Когда Мольер, которого так донимали глупцы, награждает Скупого расточительным и порочным сыном, выкрадывающим у него шкатулку и бросающим ему в лицо оскорбления, то откуда же он выводит мораль — из добродетели или из порока? А какое ему, собственно, дело до этих отвлеченных понятий? Его задача — исправить вас. Правда, тогдашние литературные сплетники и доносчики поспешили разъяснить почтеннейшей публике, как все это ужасно. Всем известно также, что на него ополчились сановные завистники, или, вернее, завистливые сановники. Обратите внимание, как строгий Буало [35]в послании к великому Расину мстит за своего покойного друга, вспоминая такие подробности:
Людовик XIV оказывал искусствам широкое покровительство; не обладай он столь просвещенным вкусом, наша сцена не увидела бы ни одного из шедевров Мольера, и все же в прошении на имя короля этот драматург-мыслитель горько жалуется, что разоблаченные им лицемеры в отместку всюду обзывают его печатно развратником, нечестивцем, безбожником, демоном во образе человеческом; и это печаталось с дозволения и одобренияпокровительствовавшего ему короля, а ведь с тех пор ничто в этом отношении не изменилось к «худшему».
Но если действующие лица той или иной пьесы суть воплощения пороков, значит ли это, что их следует прогнать со сцены? Что же тогда бичевалось бы в театре? Странности и чудачества? Поистине достойный предмет! Ведь они же у нас подобны модам: от них не избавляются, их только меняют.

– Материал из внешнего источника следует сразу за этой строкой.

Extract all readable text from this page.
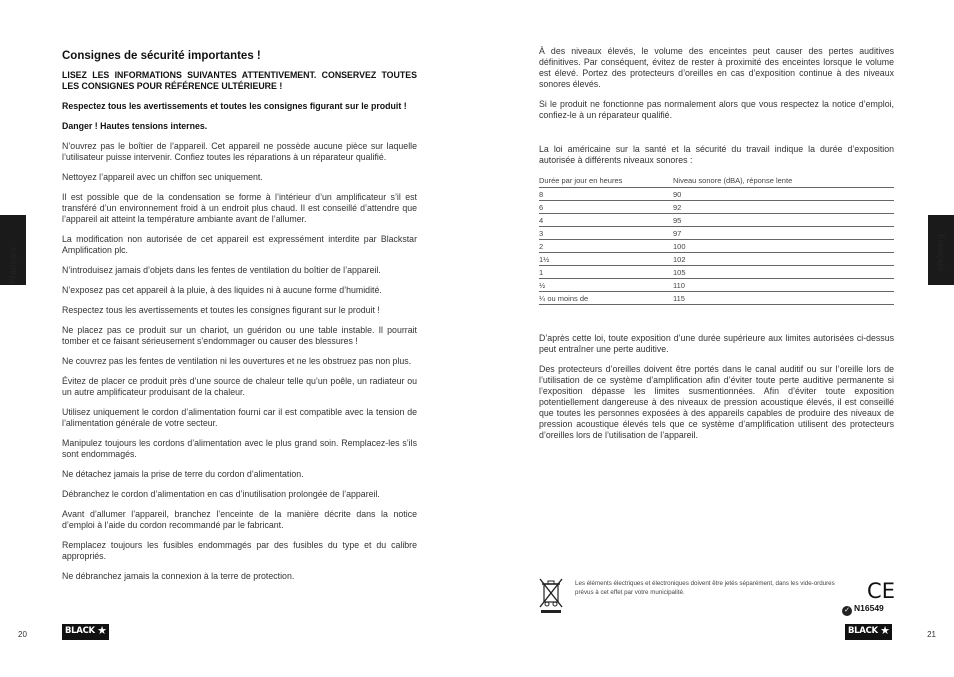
Français
Consignes de sécurité importantes !

LISEZ LES INFORMATIONS SUIVANTES ATTENTIVEMENT. CONSERVEZ TOUTES LES CONSIGNES POUR RÉFÉRENCE ULTÉRIEURE !

Respectez tous les avertissements et toutes les consignes figurant sur le produit !

Danger ! Hautes tensions internes.

N’ouvrez pas le boîtier de l’appareil. Cet appareil ne possède aucune pièce sur laquelle l’utilisateur puisse intervenir. Confiez toutes les réparations à un réparateur qualifié.

Nettoyez l’appareil avec un chiffon sec uniquement.

Il est possible que de la condensation se forme à l’intérieur d’un amplificateur s’il est transféré d’un environnement froid à un endroit plus chaud. Il est conseillé d’attendre que l’appareil ait atteint la température ambiante avant de l’allumer.

La modification non autorisée de cet appareil est expressément interdite par Blackstar Amplification plc.

N’introduisez jamais d’objets dans les fentes de ventilation du boîtier de l’appareil.

N’exposez pas cet appareil à la pluie, à des liquides ni à aucune forme d’humidité.

Respectez tous les avertissements et toutes les consignes figurant sur le produit !

Ne placez pas ce produit sur un chariot, un guéridon ou une table instable. Il pourrait tomber et ce faisant sérieusement s’endommager ou causer des blessures !

Ne couvrez pas les fentes de ventilation ni les ouvertures et ne les obstruez pas non plus.

Évitez de placer ce produit près d’une source de chaleur telle qu’un poêle, un radiateur ou un autre amplificateur produisant de la chaleur.

Utilisez uniquement le cordon d’alimentation fourni car il est compatible avec la tension de l’alimentation générale de votre secteur.

Manipulez toujours les cordons d’alimentation avec le plus grand soin. Remplacez-les s’ils sont endommagés.

Ne détachez jamais la prise de terre du cordon d’alimentation.

Débranchez le cordon d’alimentation en cas d’inutilisation prolongée de l’appareil.

Avant d’allumer l’appareil, branchez l’enceinte de la manière décrite dans la notice d’emploi à l’aide du cordon recommandé par le fabricant.

Remplacez toujours les fusibles endommagés par des fusibles du type et du calibre appropriés.

Ne débranchez jamais la connexion à la terre de protection.

20	BLACK ★
Français

À des niveaux élevés, le volume des enceintes peut causer des pertes auditives définitives. Par conséquent, évitez de rester à proximité des enceintes lorsque le volume est élevé. Portez des protecteurs d’oreilles en cas d’exposition continue à des niveaux sonores élevés.

Si le produit ne fonctionne pas normalement alors que vous respectez la notice d’emploi, confiez-le à un réparateur qualifié.

La loi américaine sur la santé et la sécurité du travail indique la durée d’exposition autorisée à différents niveaux sonores :

Durée par jour en heures	Niveau sonore (dBA), réponse lente
8	90
6	92
4	95
3	97
2	100
1½	102
1	105
½	110
¼ ou moins de	115

D’après cette loi, toute exposition d’une durée supérieure aux limites autorisées ci-dessus peut entraîner une perte auditive.

Des protecteurs d’oreilles doivent être portés dans le canal auditif ou sur l’oreille lors de l’utilisation de ce système d’amplification afin d’éviter toute perte auditive permanente si l’exposition dépasse les limites susmentionnées. Afin d’éviter toute exposition potentiellement dangereuse à des niveaux de pression acoustique élevés, il est conseillé que toutes les personnes exposées à des appareils capables de produire des niveaux de pression acoustique élevés tels que ce système d’amplification utilisent des protecteurs d’oreilles lors de l’utilisation de l’appareil.

Les éléments électriques et électroniques doivent être jetés séparément, dans les vide-ordures prévus à cet effet par votre municipalité.	CE
✓ N16549
21
BLACK ★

Пороки, злоупотребления — вот что не меняется, а надевает на себя всевозможные личины, подлаживаясь под общий тон; сорвать с пороков личины, выставить пороки во всей их наготе — такова благородная цель человека, посвятившего себя театру. Поучает ли он, смеясь, плачет ли, поучая, Гераклит он или же Демокрит, [37] — это его единственный долг. Горе ему, если он уклонится от его исполнения! Исправить людей можно, только показав их такими, каковы они на самом деле. Комедия полезная и правдивая — это не лживое похвальное слово, не пустопорожняя академическая речь.

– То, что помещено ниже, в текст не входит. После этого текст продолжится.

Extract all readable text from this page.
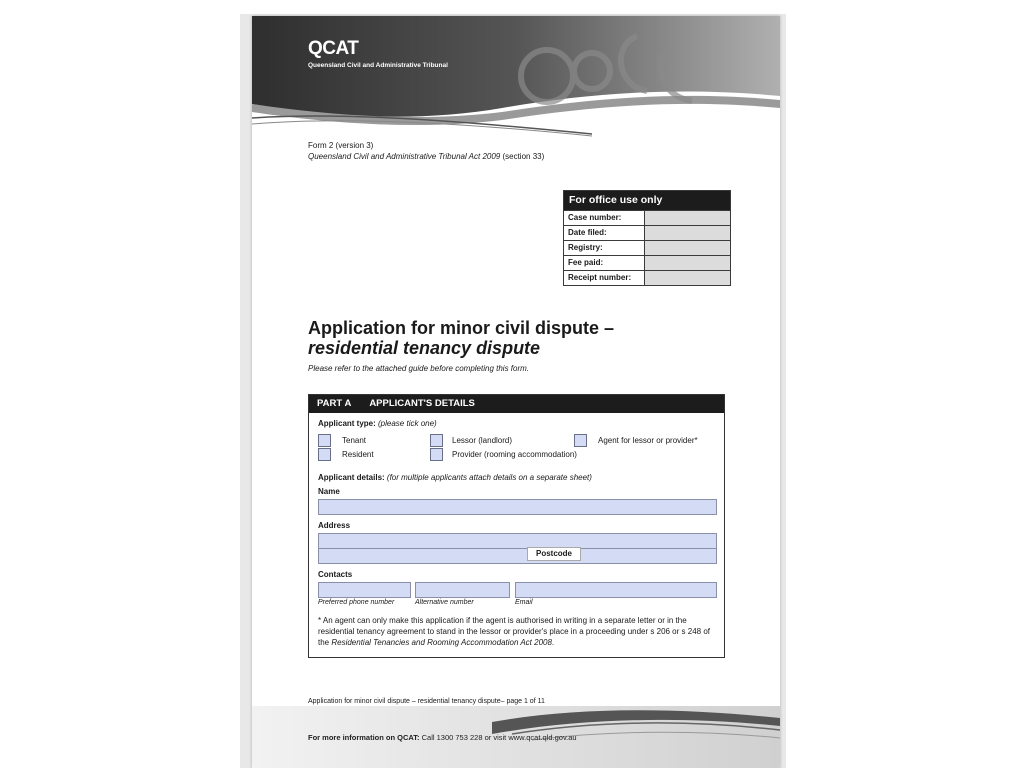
QCAT
Queensland Civil and Administrative Tribunal
Form 2 (version 3)
Queensland Civil and Administrative Tribunal Act 2009 (section 33)
For office use only
Case number:
Date filed:
Registry:
Fee paid:
Receipt number:
Application for minor civil dispute –
residential tenancy dispute
Please refer to the attached guide before completing this form.
PART A APPLICANT'S DETAILS
Applicant type: (please tick one)
Tenant
Resident
Lessor (landlord)
Provider (rooming accommodation)
Agent for lessor or provider*
Applicant details: (for multiple applicants attach details on a separate sheet)
Name
Address
Postcode
Contacts
Preferred phone number	Alternative number	Email
* An agent can only make this application if the agent is authorised in writing in a separate letter or in the residential tenancy agreement to stand in the lessor or provider's place in a proceeding under s 206 or s 248 of the Residential Tenancies and Rooming Accommodation Act 2008.
Application for minor civil dispute – residential tenancy dispute– page 1 of 11
For more information on QCAT: Call 1300 753 228 or visit www.qcat.qld.gov.au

Однако мы ни в коем случае не должны смешивать критику общую, составляющую одну из благороднейших целей искусства, с гнусной сатирой, направленной против личностей: первая обладает тем преимуществом, что она исправляет, не оскорбляя. Заставьте справедливого человека, возмущенного чудовищным злоупотреблением его благодеяниями, сказать со сцены: «Все люди неблагодарны», — никто но обидится, ибо у всех на уме будет приблизительно то же. Так как неблагодарный не может существовать без благодетели, то самый этот упрек устанавливает равновесие между сердцами добрыми и злыми: все это чувствуют и все этим утешаются. Если же юморист заметит, что «благодетель порождает сотню неблагодарных», ему с полным основанием возразят, что, «вероятно, нет такого неблагодарного, который не был бы несколько раз благодетелем», и это опять-таки утешает. Таким образом, самая едкая критика благодаря обобщениям оказывается плодотворной и в то же время никого не оскорбляет, меж тем как сатира, направленная против личностей, сатира не просто бесплодная, но и тлетворная, всегда оскорбляет и не приносит никакой пользы. Последнюю я ненавижу в любом виде и считаю преступлением настолько важным, что я не раз официально взывал к бдительности властей с целью не дать театру превратиться в арену для гладиаторов, где более сильный считает себя вправе мстить при помощи отравленных и, к сожалению, слишком захватанных перьев, открыто торгующих своею подлостью.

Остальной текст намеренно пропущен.